4. ‘Do your boys have long hair because you secretly want to have a girl?’
Do you wear wellies because you secretly want to be a farmer? Do you eat fish because you secretly want to be a dolphin? For the last time, hair length has nothing to do with gender preference. Their hair is long because I dig the wild-boy, Mowgli-esque, surfer-dude look. Plus, it really, really annoys some people, which I kind of get a kick out of.

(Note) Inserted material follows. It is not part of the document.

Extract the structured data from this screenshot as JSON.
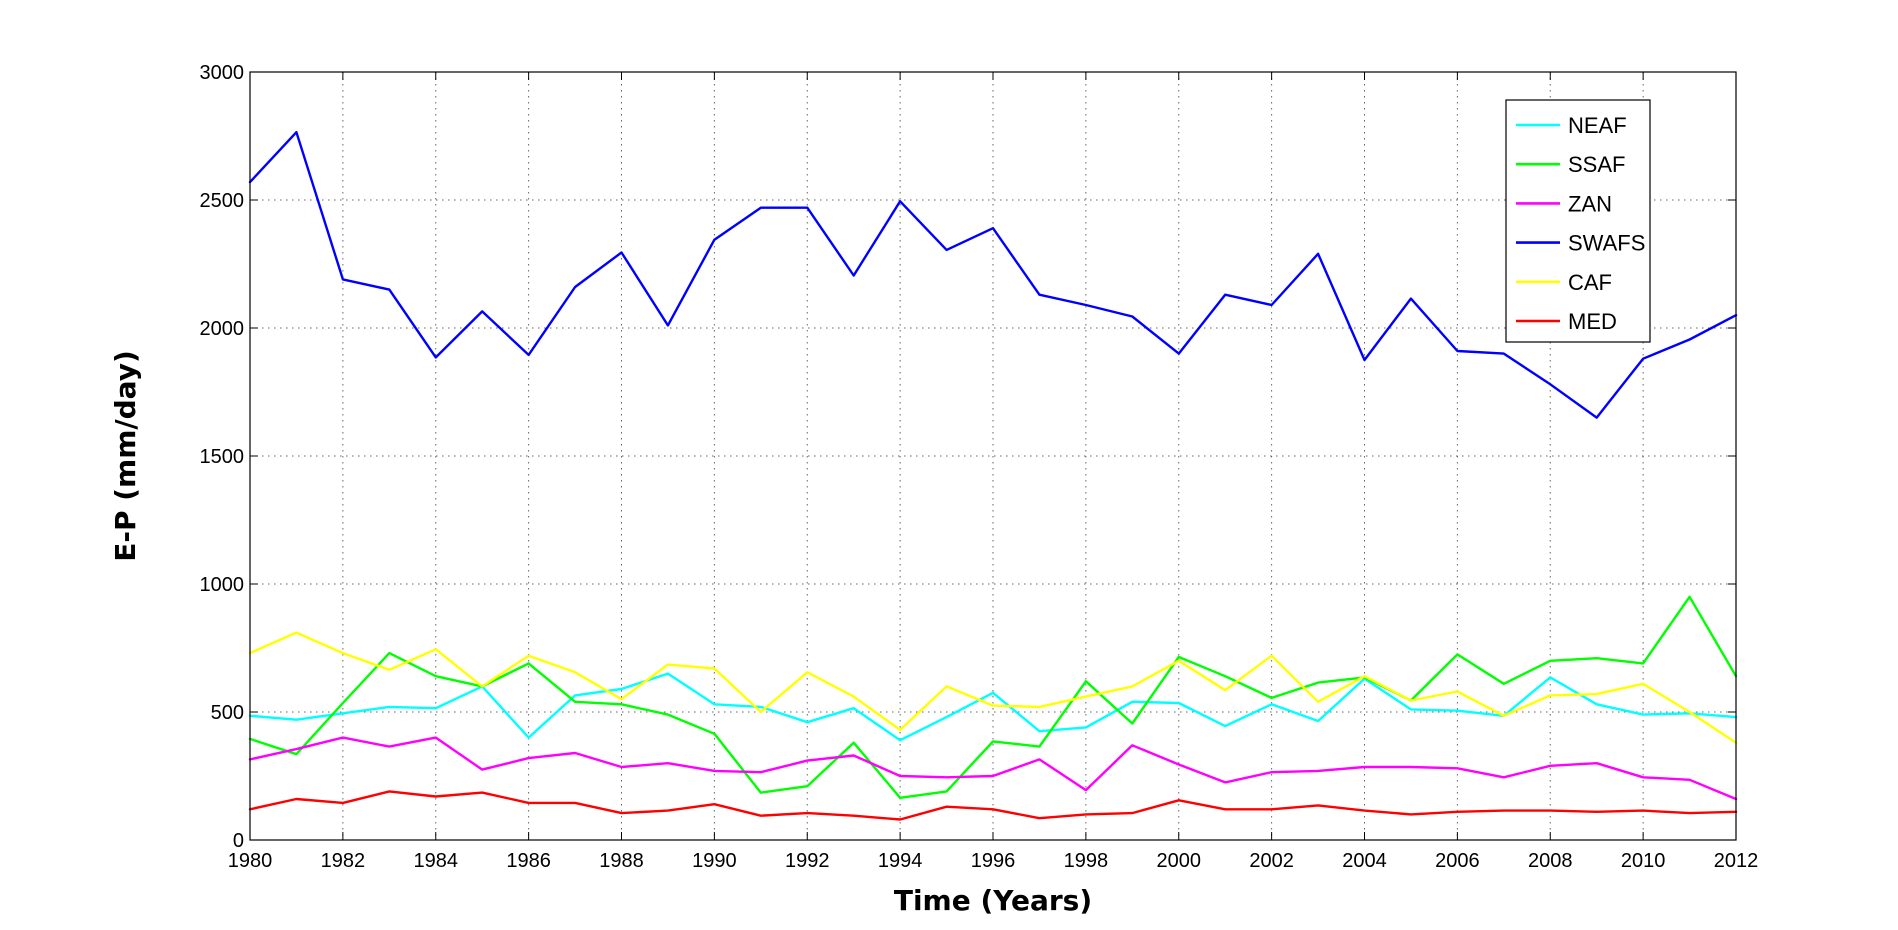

Are there differences between how little girls behave compared to little boys? One hundred per cent. I was at football last weekend (I live at football, by the way) and a woman arrived with her one-year-old twin girls. She laid out a picnic blanket and – I cannot stress this enough – they sat down on it and played nicely. Put my three boys on a picnic blanket and within 30 seconds one will be wrapped up in it pretending to be a sausage roll, one will be riding the sausage roll and the other will be attempting to eat the sausage roll. Would some actual sitting down be great? Yes, but what's a picnic without sausage rolls?
So, you really want to know what's it like to live in a house full of boys? It's loud. Very loud. After all, why talk when you can shout? Walk when you can run? Play nicely when you can beat your brother up with a Buzz Lightyear? Eat a banana when you can peel it and store it in your pocket?
And you know what? It’s totally fun 99 per cent of the time. OK, that’s an exaggeration, maybe 88 per cent is more realistic.
Here's the thing: I'm raising the boys who are going to be dating and marrying your daughters one day. So ask me if I'm teaching them about environmental issues and mental health and feminism. Just stop asking me if I want a girl.